Junaid Khan is all set to lead Pakistan’s pace attack in the absence of Umar Gul in the upcoming ICC Champions Trophy, which runs from June 6-23. The 23 year old is hopeful that his county experience with Lancashire will do him good in the English conditions, “I played for Lancashire and learnt about the conditions in England which are helpful for swing bowling, so that will surely come good when I play in the Champions Trophy”.
Born in Matra, KhyberPakhtunkhawa, Pakistan this left-arm fast bowler was brought in as Sohail Tanvir’s replacement for the ICC Cricket World Cup 2011. Failed to make debut during the global event, Khan later in April that year toured West Indies where he made T20I and ODI debuts for Pakistan. In his first T20I and ODI debuts, Khan had the figures of 0/15 in 2 overs and 0/49 in 10 overs respectively. Four months after he had made his limited overs debut, Khan in September made Test debut for Pakistan against Zimbabwe in Zimbabwe. Junaid took 1 wicket for 65 runs in his first Test.
“Juni” didn’t take long to impress. He in his second Test in October 2011 against Sri Lanka picked up 6/121 at the economy of 2.60 on the flat surface on Abu Dhabi. Khan played 3 Tests and an ODI on this tour. He took 12 wickets in three Tests and one wicket in only ODI.

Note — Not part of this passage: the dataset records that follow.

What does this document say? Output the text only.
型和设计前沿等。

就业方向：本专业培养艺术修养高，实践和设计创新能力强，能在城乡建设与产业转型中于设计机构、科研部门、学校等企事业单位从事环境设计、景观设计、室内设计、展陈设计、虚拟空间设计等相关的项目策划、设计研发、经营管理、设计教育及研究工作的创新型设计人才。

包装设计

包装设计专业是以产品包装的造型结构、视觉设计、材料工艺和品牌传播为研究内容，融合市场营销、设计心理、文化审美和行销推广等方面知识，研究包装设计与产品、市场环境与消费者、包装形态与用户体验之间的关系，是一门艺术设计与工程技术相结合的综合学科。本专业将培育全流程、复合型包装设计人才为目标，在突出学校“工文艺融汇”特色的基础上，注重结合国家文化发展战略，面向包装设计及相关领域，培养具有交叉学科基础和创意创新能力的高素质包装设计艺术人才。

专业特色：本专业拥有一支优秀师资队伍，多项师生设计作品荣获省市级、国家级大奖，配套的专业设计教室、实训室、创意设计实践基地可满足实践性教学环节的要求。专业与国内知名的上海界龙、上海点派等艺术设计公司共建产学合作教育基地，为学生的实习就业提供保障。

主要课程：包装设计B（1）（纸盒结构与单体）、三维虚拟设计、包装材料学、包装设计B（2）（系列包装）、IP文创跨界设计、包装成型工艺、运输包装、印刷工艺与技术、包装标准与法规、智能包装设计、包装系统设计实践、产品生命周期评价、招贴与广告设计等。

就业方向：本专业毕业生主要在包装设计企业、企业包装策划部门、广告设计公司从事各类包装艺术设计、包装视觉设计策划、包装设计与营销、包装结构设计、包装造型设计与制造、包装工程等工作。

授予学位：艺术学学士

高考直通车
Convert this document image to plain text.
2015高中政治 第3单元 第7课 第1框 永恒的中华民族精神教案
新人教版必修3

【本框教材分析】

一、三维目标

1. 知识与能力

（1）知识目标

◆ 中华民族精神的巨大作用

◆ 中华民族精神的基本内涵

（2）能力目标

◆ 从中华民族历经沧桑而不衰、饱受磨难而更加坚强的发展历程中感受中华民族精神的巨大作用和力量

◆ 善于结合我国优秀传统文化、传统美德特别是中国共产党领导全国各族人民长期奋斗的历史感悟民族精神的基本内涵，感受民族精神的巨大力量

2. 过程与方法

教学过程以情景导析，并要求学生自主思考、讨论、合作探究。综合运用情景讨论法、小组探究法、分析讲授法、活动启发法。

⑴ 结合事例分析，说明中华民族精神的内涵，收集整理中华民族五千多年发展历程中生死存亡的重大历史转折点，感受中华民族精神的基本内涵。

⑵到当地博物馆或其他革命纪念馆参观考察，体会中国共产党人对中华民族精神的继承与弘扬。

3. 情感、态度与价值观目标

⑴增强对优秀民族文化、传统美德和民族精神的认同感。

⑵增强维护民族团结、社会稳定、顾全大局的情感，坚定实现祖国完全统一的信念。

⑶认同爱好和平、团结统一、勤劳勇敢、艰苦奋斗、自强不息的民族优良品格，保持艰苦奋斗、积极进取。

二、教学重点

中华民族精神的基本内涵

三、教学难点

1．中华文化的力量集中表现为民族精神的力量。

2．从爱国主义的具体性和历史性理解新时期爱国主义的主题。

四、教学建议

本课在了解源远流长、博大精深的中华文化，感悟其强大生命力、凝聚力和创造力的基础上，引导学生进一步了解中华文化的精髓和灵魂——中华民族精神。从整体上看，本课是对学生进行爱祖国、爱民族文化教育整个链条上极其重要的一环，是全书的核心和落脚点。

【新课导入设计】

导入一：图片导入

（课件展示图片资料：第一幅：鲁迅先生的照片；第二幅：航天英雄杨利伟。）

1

Till this time Junaid Khan was only capable of taking the ball away from the right handed batsmen. In the summers of 2011, on the recommendation of Waseem Akram, Lancashire signed Junaid Khan. Khan seemed as a totally different bowler bowling at 140+ kmph. On his impressive stint with Lancashire, Khan took 12 wickets in eight matches.

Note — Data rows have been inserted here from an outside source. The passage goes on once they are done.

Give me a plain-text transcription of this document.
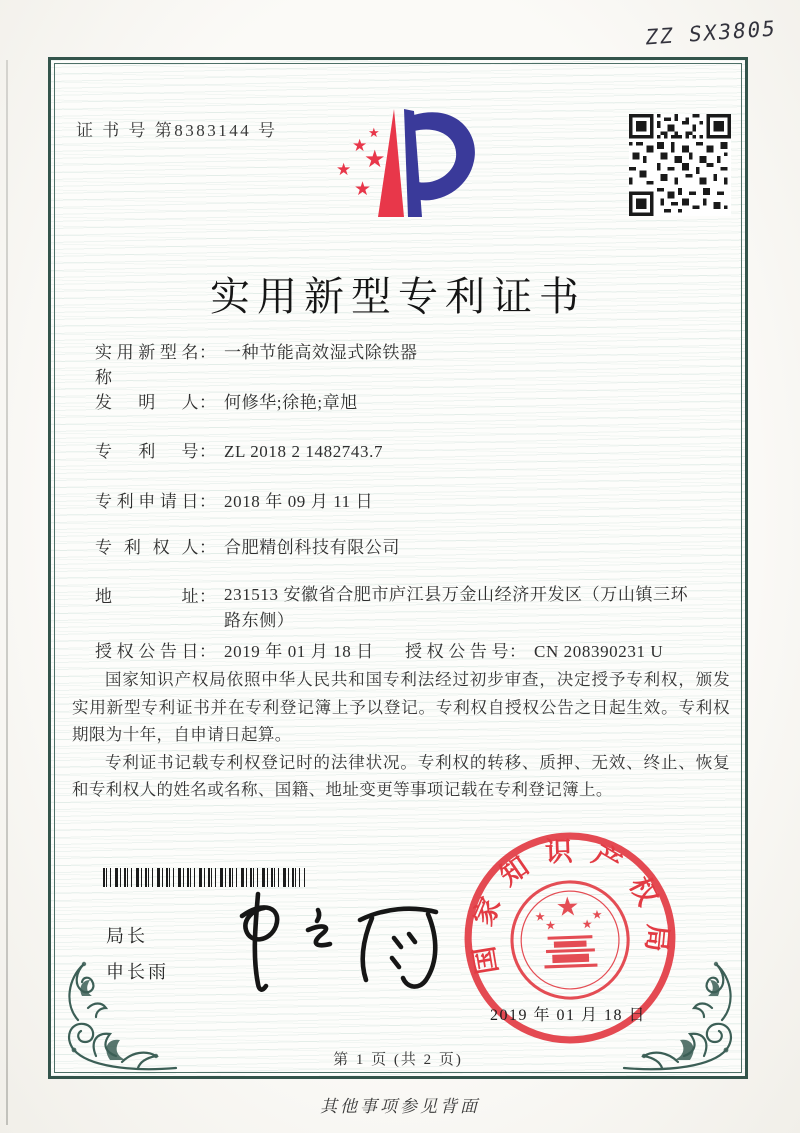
ZZ SX3805
证 书 号 第8383144 号	★
★
★
★
★
实用新型专利证书
实用新型名称： 一种节能高效湿式除铁器
发明人： 何修华;徐艳;章旭
专利号： ZL 2018 2 1482743.7
专利申请日： 2018 年 09 月 11 日
专利权人： 合肥精创科技有限公司
地址： 231513 安徽省合肥市庐江县万金山经济开发区（万山镇三环路东侧）
授权公告日： 2019 年 01 月 18 日 授权公告号： CN 208390231 U

国家知识产权局依照中华人民共和国专利法经过初步审查，决定授予专利权，颁发实用新型专利证书并在专利登记簿上予以登记。专利权自授权公告之日起生效。专利权期限为十年，自申请日起算。

专利证书记载专利权登记时的法律状况。专利权的转移、质押、无效、终止、恢复和专利权人的姓名或名称、国籍、地址变更等事项记载在专利登记簿上。

局长
申长雨	国家知识产权局
★
★
★ ★
★
2019 年 01 月 18 日
第 1 页 (共 2 页)
其他事项参见背面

Khan mastered the art of in-swing bowling in the summers of 2012 when Pakistan toured Sri Lanka. His two five wicket hauls in helped him to get 14 wickets in three Tests. After taking 5 for 73 on a flat SSC pitch in a Test against Sri Lanka, Junaid spoke of how he was inspired by Wasim’s spell in the 1992 World Cup final, where his two wickets in successive deliveries turned the game Pakistan’s way. Junaid said he had watched the Youtube video of it and Wasim himself had passed on tips on reverse swing. Junaid found appreciable reverse swing in that Test to put Sri Lanka under pressure. He ripped through the Sri Lankan top order and Sri Lankan batsmen in the likes of Mahela Jayawardene, Kumar Sangakarra, and Dilshan had no answer to his in-dippers.

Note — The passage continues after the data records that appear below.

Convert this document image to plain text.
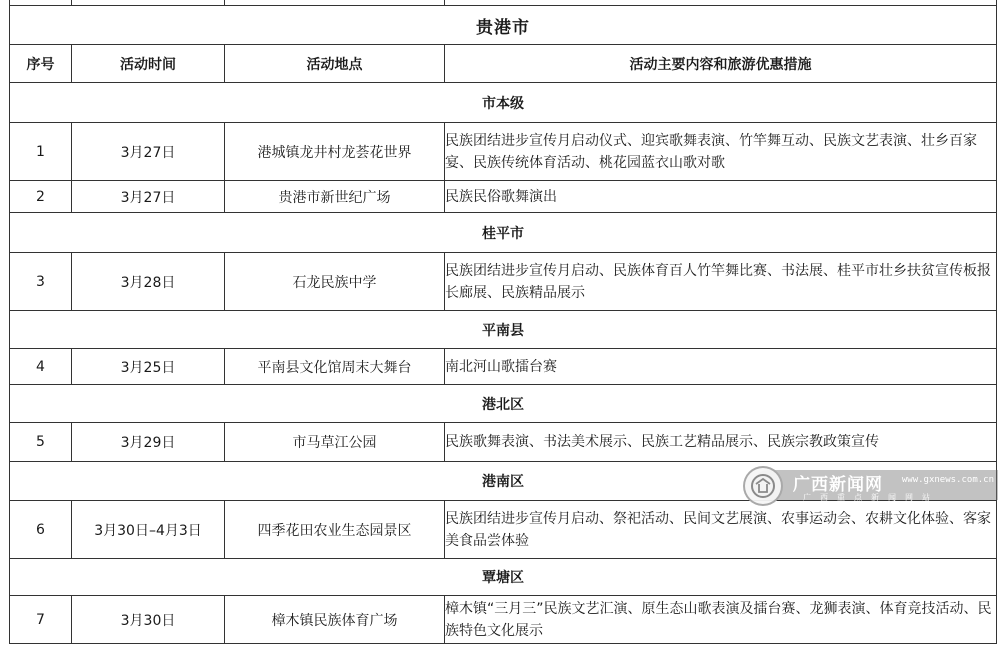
贵港市			
序号	活动时间	活动地点	活动主要内容和旅游优惠措施
市本级			
1	3月27日	港城镇龙井村龙荟花世界	民族团结进步宣传月启动仪式、迎宾歌舞表演、竹竿舞互动、民族文艺表演、壮乡百家宴、民族传统体育活动、桃花园蓝衣山歌对歌
2	3月27日	贵港市新世纪广场	民族民俗歌舞演出
桂平市			
3	3月28日	石龙民族中学	民族团结进步宣传月启动、民族体育百人竹竿舞比赛、书法展、桂平市壮乡扶贫宣传板报长廊展、民族精品展示
平南县			
4	3月25日	平南县文化馆周末大舞台	南北河山歌擂台赛
港北区			
5	3月29日	市马草江公园	民族歌舞表演、书法美术展示、民族工艺精品展示、民族宗教政策宣传
港南区			
6	3月30日–4月3日	四季花田农业生态园景区	民族团结进步宣传月启动、祭祀活动、民间文艺展演、农事运动会、农耕文化体验、客家美食品尝体验
覃塘区			
7	3月30日	樟木镇民族体育广场	樟木镇“三月三”民族文艺汇演、原生态山歌表演及擂台赛、龙狮表演、体育竞技活动、民族特色文化展示
广西新闻网 www.gxnews.com.cn
广西重点新闻网站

But still cricket followers were not aware of Junaid Khan’s potential. The true representation of his skills and ability were his eight wickets for Pakistan on Indian tour. Khan’s scorching in-swingers to Virender Sehwag, Virat Kohli and his angled deliveries to Yuvraj Singh and Rohit Sharma in first ODI made Indian batting lineup look helpless. He consistently troubled Indian top order and dismissed Kohli in all three ODIs. On his return to Pakistan, Khan gave credit of his bowling to Wasim Akram and said, “I have been a bowler who has relied on bowling outswingers consistently at a good pace. It was Wasim bhai (Akram) who told me to develop the incoming delivery which would be my weapon against the Indian right-handers”.
Khan, right now is attending a 10-day training camp under Wasim Akram. “Learning is a never-ending process and in this camp Wasim [Akram] told me how to improve my in-swingers and yorkers which are considered as the two best weapons for a left-arm bowler.” He is the second highest wicket taker for Pakistan after Saeed Ajmal in last twelve months. Khan has picked up 37 wickets in 15 matches across all three formats. Wasim Akram talking to media during the training camp has shown trust in Junaid Khan and believes like Junaid Khan believes that his county stint will benefit him in the upcoming 50-over global event, “He has the capacity to spearhead Pakistan’s attack and after noticing his talent I recommended his name to Lancashire, as a young boy he did well for Lancashire and his ability to learn will help him in the Champions Trophy.”
Khan is aware of the expectations the Pakistani fans have from him. “I know there are expectations and I am determined to continue my good work. Every player comes into the national team after performing at the local level and once they are in the team there are always expectations.” He has hinted that the absence of Umar Gul will be felt in the Champions Trophy but, is eager to fill in his boots. “I am wary about the role (in absence of Gul) and will definitely do my best to cover for his absence, but he will be missed.” Junaid Khan is yet to play an ODI in England.